And then there is Israel. There are only three essays on Israel, but they loom large. The first is a handsome tribute to his late friend, Edward Said, the second, a reassessment of the Six-Day War (his last piece for The New Republic) and the third, an all-out attack on Israel today, ‘The Country That Wouldn’t Grow Up.’

Taken together, these essays are the most provocative and controversial part of the book. A number of key points run through them. First, ‘Israel’s international standing has precipitately collapsed’, and, conversely, the Palestinians have replaced Israel as the object of international sympathy. Israel, writes Judt, is internationally isolated, a pariah, dependent only on American support. Secondly, the ideals of the European founding fathers have given way to a new militarism, nationalism and religious irrationalism. Finally, Israel needs a dramatic change of strategy, ‘a truly statesmanlike shift in its policies…’ These would include; dismantling the major settlements, ‘opening unconditional negotiations with Palestinians, calling Hamas’s bluff by offering its leaders something serious [sic] in return for the recognition of Israel and a cease-fire…’
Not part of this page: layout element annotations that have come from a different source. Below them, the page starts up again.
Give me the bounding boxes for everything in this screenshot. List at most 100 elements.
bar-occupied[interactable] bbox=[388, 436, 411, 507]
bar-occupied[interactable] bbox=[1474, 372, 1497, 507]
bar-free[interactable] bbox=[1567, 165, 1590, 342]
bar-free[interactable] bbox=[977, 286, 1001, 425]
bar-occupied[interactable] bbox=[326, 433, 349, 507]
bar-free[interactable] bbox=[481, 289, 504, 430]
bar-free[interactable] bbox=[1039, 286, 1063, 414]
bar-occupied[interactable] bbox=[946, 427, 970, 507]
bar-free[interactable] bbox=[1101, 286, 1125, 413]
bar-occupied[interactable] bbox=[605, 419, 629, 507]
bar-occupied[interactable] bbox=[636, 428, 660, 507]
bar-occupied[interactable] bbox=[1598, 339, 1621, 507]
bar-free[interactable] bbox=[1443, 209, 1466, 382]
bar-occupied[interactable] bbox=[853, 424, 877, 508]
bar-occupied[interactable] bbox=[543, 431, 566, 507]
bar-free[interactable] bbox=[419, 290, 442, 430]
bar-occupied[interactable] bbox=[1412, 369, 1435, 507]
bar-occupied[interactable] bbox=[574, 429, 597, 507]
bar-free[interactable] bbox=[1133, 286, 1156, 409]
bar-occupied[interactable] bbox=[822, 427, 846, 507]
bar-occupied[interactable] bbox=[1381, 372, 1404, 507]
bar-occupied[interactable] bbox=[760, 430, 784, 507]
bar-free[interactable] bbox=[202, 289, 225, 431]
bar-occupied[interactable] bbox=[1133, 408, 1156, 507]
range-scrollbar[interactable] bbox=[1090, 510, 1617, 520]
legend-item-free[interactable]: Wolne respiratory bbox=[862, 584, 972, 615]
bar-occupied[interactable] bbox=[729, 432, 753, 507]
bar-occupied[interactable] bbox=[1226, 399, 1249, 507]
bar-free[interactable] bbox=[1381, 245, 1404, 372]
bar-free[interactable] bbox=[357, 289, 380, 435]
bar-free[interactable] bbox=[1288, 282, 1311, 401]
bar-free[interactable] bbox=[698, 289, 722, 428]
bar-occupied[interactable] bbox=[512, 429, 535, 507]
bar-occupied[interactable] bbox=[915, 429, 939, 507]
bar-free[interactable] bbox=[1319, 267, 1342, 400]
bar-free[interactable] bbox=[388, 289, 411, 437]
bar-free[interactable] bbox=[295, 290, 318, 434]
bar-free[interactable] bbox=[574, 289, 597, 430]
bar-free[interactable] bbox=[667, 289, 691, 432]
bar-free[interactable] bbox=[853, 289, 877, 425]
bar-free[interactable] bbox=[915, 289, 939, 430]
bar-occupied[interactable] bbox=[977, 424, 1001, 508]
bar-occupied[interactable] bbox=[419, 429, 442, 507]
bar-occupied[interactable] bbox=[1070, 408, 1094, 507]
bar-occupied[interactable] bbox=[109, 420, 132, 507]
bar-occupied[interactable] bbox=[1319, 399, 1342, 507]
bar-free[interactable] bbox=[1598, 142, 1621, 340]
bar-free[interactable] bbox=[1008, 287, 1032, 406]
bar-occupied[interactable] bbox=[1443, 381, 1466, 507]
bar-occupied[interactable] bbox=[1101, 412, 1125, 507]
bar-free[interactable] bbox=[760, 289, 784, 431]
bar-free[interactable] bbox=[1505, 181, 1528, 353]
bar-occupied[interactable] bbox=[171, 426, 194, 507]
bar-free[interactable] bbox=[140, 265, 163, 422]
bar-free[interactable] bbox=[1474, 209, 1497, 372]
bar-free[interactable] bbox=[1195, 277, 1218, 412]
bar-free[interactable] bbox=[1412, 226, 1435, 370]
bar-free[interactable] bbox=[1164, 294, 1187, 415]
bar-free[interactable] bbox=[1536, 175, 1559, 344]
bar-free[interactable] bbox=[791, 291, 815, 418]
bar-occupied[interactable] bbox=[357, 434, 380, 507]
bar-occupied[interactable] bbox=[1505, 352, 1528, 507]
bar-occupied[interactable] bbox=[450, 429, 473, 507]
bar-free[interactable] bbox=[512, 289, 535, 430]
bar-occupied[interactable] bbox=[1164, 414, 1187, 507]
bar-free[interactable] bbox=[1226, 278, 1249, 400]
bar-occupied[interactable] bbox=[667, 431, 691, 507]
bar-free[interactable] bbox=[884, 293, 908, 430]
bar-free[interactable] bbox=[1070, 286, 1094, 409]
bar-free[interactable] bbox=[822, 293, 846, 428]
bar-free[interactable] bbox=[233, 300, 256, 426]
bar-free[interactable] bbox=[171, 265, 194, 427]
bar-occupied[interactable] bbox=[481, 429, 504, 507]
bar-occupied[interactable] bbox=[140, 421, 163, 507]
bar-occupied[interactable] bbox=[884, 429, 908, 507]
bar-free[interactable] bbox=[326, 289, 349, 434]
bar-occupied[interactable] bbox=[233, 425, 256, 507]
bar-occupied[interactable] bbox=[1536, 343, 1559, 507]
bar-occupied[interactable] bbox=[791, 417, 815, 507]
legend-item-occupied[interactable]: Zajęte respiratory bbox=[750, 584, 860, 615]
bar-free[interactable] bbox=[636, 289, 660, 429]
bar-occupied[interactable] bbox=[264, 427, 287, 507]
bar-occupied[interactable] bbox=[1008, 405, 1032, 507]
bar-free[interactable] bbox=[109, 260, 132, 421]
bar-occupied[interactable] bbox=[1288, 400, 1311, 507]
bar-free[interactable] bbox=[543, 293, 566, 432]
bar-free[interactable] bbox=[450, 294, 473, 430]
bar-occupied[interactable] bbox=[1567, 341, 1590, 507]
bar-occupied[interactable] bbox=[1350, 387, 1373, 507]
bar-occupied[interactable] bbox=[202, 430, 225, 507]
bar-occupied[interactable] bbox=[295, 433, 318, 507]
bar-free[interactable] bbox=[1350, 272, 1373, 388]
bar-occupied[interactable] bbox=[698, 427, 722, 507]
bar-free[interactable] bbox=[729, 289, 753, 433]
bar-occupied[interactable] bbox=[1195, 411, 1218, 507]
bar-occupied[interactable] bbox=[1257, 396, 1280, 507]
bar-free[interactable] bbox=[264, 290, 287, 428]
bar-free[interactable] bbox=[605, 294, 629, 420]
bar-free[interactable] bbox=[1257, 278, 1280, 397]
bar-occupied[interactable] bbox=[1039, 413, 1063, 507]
At this point, Judt’s prose loses its analytic rigour and precision, becoming vague. Negotiations with ‘Palestinians’. Who exactly? Edward Said or Hamas (mentioned just once in the whole book)? Offering ‘its leaders’ (who?) ‘something serious’ (what?). Judt is quick to condemn, but he has nothing constructive to offer. His lack of empathy — Israel today is only the aggressor — leads to a jarring  one-sidedness quite distinct from his masterful, nuanced balancing of complexity in other chapters of history.When he writes about Israel Judt the historian and intellectual essayist descends into polemic and brawl. His tone becomes angry, hectoring and imprecise, as it does in his later attack on intellectuals — Bush’s ‘useful idiots’ — who supported the invasion of Iraq.

Raised in the East End, all his grandparents were Yiddish-speaking Jews from eastern Europe. His parents, he told The Guardian, ‘were leftwing, even Marxist, but strongly against Communism.’ As a teenager he was passionately pro-Israel — ‘I was a gung-ho, utterly committed, leftwing Zionist.’ Now, sixty, he has two modes for dealing with the loss of the two faiths that once drove him. One is a kind of mourning for a lost world, the other is a form of contemptuous rage Neither have much to do with the great historian who wrote Postwar and has helped us, through a lifetime’s work, with great sublety and care, understand the complexities, silences and darkness of our recent history.